3

 違和感があった。俺は確認せずにはいられなかった。

「身体を捨てるというのは、より若い身体に移るために捨てるという意味で仰っていますか?」

「いや違う。新しい身体はいらない。肉体から解き放たれたいんだ」

 なんとかして眉間に皺を寄せそうになるのをこらえた。どうも普通ではない。恐らく俺の職分を越えた相談だ。しかしとにかく話は聞いてみなければならなかった。

「詳しくお話を伺いたいので、よろしければお掛けになってください」

 男は穏やかに椅子を引いて座った。外見に比してその挙措があまりにノーブルだったので、一体どういう出自の男なんだろうと、普段仕事をする上ではしない詮索までしそうになった。

「僕はことばに興味があるんだ」

 ポツリそんなことを言ってくるが、俺の中で話がつながらない。男は思いがけず理知的な眼差しで俺を見てから、話を続ける。

「身体がなくなった先のことばに」

 ようやく話がつながってきた。
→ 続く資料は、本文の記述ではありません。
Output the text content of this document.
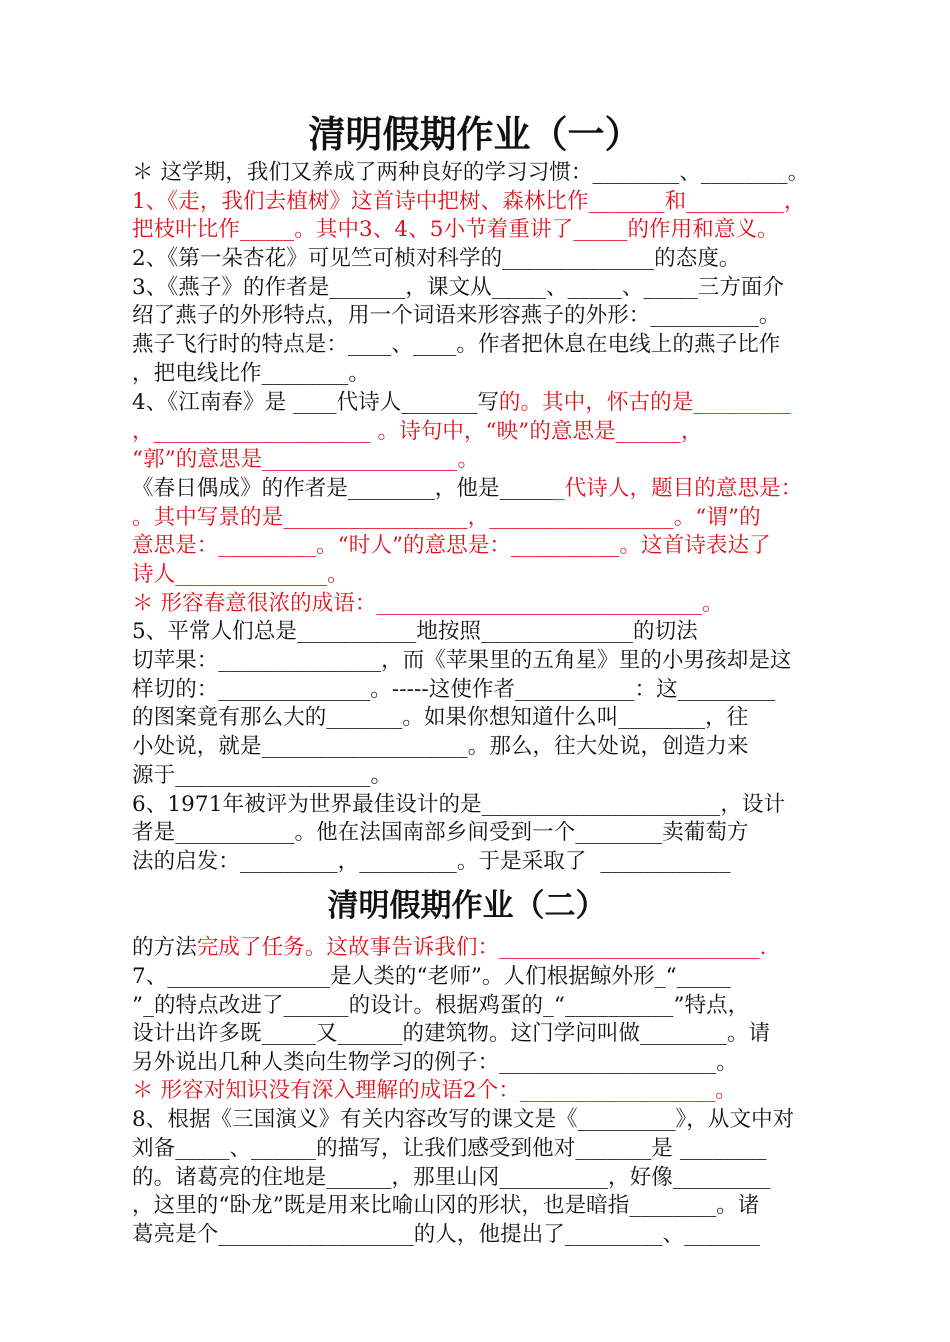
清明假期作业（一）
清明假期作业（二）
＊ 这学期，我们又养成了两种良好的学习习惯：________、________。
1、《走，我们去植树》这首诗中把树、森林比作_______和_________，
把枝叶比作_____。其中3、4、5小节着重讲了_____的作用和意义。
2、《第一朵杏花》可见竺可桢对科学的______________的态度。
3、《燕子》的作者是_______，课文从_____、_____、_____三方面介
绍了燕子的外形特点，用一个词语来形容燕子的外形：__________。
燕子飞行时的特点是：____、____。作者把休息在电线上的燕子比作
，把电线比作________。
4、《江南春》是 ____代诗人_______写的。其中，怀古的是_________
，____________________ 。诗句中，“映”的意思是______，
“郭”的意思是__________________。
《春日偶成》的作者是________，他是______代诗人，题目的意思是：
。其中写景的是_________________，_________________。“谓”的
意思是：_________。“时人”的意思是：__________。这首诗表达了
诗人______________。
＊ 形容春意很浓的成语：______________________________。
5、平常人们总是___________地按照______________的切法
切苹果：_______________，而《苹果里的五角星》里的小男孩却是这
样切的：______________。-----这使作者___________：这_________
的图案竟有那么大的_______。如果你想知道什么叫________，往
小处说，就是___________________。那么，往大处说，创造力来
源于__________________。
6、1971年被评为世界最佳设计的是______________________，设计
者是___________。他在法国南部乡间受到一个________卖葡萄方
法的启发：_________，_________。于是采取了  ____________
的方法完成了任务。这故事告诉我们：________________________.
7、_______________是人类的“老师”。人们根据鲸外形_“_____
”_的特点改进了______的设计。根据鸡蛋的_“__________”特点，
设计出许多既_____又______的建筑物。这门学问叫做________。请
另外说出几种人类向生物学习的例子：____________________。
＊ 形容对知识没有深入理解的成语2个：__________________。
8、根据《三国演义》有关内容改写的课文是《_________》，从文中对
刘备_____、______的描写，让我们感受到他对_______是 ________
的。诸葛亮的住地是______，那里山冈__________，好像_________
，这里的“卧龙”既是用来比喻山冈的形状，也是暗指________。诸
葛亮是个__________________的人，他提出了_________、_______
しかし、つながったところで、よく分からないことに違いはなかった。なんと答えたらいいのか迷って、辛うじて「どうしてです?」と言った。この時点で俺の普段の接客態度は跡形もなく崩れ去っていた。

 男は人差し指を机に置いた。滑らかな黒い板面に男の人差し指が映り込んでいる。

「君に基本的なことを教えよう。

 1.この世界は二つある。僕らが普段使うことばによって見ていると思っている世界と本当の世界が。いや、本当は、本当の世界しかないのかもしれないが、僕らはそのカオスに耐えられないので、ことばによって整序された世界を作り出しているのだ。

 2.普通の人間はことばによって整序された世界に生きていると思い込んでいるが、魂はカオスにある。

 3.カオスは人間が通常操ることばでは記述できない」

 俺は銀行のテーブルを思い浮かべていた。テーブルの下に通報ボタンがついているやつ。あれがここの机にもあればよいのにと思った。俺は男が言うことの理解をほとんど拒んでいた。だが、男は机の板面に置いていた人差し指を部屋の隅に向けた。

「君は分かっているはずだ」

 男が指差す先には半透明のピンク色のカエルが機嫌良さそうに座っていた。俺は思わず男とカエルを交互に見た。

「あれが見えるんですか」

「僕には見えない。だが君に見えていることは分かっている。僕や君みたいな人間はその実大勢いる」

 男は背もたれに背中を預けた。

「僕にも見えるなら、わざわざ肉体を捨てるまでもないのだが」

 そう言ってズボンのポケットからタバコの箱を取り出そうとして、周りを見てから渋い顔をして仕舞った。机の下で貧乏ゆすりをしていた。

「身体を捨てたら、ことばは変わるのでしょうか」

「多分変わる。恐らく通常のコードがいらなくなる」

「しかし脳は残るわけでしょう」

「脳もいらない。要するにゴーストになりたい」

 そこで俺は立ち上がった。無性に腹が立っていた。

「からかっていらっしゃる」

 男は相変わらず理知的な眼差しで俺を見上げていた。椅子に深く腰かけたまま、動じる様子もなかった。

「真面目に言っている。上の人間につなげ。金はいくらでもある。何にでもサインしてやる」

「どうしてそこまで」

 恐らく俺は一周回って青ざめていたのだろう。男はニヤリと笑って、ポケットからタバコの箱を取り出した。そして紙タバコを一本咥えると、俺が止める暇もなくライターで火を点けた。

「抗いようがないからだ」

 タバコの煙を感知したスプリンクラーが俺と男に猛烈な勢いでシャワーを浴びせかけた。